Он ненавидел столовую, как никакую другую комнату в доме. Здесь ему приходилось заниматься с отцом латынью и греческим. Здесь пахло какой-то политурой или лаком, которыми покрывали мебель, и до сих пор ни я, ни Эрнест не можем без сердечного содрогания даже приблизиться к месту, где пахнет таким лаком.

Над камином висела картина какого-то старого мастера, из числа тех немногих подлинников, что мистер Джордж Понтифик привёз из Италии.
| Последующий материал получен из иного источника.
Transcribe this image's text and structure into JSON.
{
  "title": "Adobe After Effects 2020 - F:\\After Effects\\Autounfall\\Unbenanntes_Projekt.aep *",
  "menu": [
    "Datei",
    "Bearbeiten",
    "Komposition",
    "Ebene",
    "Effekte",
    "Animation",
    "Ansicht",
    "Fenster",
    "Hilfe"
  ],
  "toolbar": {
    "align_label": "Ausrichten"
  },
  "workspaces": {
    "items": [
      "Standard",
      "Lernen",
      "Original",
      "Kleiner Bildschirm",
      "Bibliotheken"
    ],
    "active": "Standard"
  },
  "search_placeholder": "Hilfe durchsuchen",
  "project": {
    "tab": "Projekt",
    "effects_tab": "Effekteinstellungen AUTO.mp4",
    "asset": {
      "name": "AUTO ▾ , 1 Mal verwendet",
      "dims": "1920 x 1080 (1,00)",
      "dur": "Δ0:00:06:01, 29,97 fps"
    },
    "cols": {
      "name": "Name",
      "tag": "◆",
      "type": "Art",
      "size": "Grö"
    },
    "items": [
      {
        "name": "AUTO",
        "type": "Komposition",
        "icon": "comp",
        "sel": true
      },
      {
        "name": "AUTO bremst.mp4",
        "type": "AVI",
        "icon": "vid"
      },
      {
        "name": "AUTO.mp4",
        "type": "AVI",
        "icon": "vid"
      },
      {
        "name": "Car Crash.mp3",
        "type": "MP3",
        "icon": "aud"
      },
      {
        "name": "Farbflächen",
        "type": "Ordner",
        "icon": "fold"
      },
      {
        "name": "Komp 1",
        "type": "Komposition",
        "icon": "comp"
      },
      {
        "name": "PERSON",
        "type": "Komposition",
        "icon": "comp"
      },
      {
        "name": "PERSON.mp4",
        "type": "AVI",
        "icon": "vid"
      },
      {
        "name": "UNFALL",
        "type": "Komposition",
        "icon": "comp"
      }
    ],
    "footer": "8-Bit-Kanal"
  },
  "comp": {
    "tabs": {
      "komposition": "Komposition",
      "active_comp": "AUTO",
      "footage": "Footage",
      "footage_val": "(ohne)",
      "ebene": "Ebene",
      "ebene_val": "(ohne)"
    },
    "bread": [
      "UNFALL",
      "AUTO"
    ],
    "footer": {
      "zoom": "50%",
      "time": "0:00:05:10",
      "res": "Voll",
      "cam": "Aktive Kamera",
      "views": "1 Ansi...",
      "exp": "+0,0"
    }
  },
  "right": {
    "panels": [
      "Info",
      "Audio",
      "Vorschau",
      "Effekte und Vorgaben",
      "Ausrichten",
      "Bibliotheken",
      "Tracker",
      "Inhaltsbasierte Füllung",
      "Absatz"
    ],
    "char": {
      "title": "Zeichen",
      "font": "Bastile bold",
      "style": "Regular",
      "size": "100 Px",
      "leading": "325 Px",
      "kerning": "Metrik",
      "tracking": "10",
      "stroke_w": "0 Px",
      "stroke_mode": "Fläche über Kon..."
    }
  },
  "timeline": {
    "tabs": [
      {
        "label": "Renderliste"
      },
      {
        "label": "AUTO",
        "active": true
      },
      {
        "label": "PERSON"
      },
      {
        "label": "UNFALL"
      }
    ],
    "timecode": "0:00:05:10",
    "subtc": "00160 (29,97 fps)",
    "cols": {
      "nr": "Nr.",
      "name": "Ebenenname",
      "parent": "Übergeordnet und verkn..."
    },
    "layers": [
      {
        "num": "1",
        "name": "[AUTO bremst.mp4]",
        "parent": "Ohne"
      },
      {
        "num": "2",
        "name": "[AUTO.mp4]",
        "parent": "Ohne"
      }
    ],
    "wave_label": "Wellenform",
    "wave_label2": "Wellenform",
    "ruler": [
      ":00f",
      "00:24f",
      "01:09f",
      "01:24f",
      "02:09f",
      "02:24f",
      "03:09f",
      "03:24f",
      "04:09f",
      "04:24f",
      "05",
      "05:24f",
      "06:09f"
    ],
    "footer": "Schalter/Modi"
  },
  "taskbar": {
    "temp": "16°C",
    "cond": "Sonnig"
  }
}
Считалось, что это Сальватор Роза[154], и также считалось, что это была очень удачная покупка. Героем сюжета был пророк, то ли Илья, то ли Елисей, вскармливаемый воронами в пустыне. В правом верхнем углу изображались вороны с хлебом и мясом в клювах и когтях, а упомянутый пророк, кто бы он ни был, тоскливо смотрел в их сторону снизу вверх из левого нижнего угла картины. Когда Эрнест был совсем маленький, ему всегда было ужасно жаль, что пища, принесённая воронами, никак не могла попасть к пророку; он не понимал, что искусство живописца имеет свои ограничения, и ему хотелось, чтобы пища и пророк как-нибудь, наконец, соприкоснулись. Однажды он вскарабкался по оставленной зачем-то в комнате лесенке, подобрался к картине и куском бутерброда прочертил по ней линию от воронов к устам Елисея, после чего ему сразу полегчало.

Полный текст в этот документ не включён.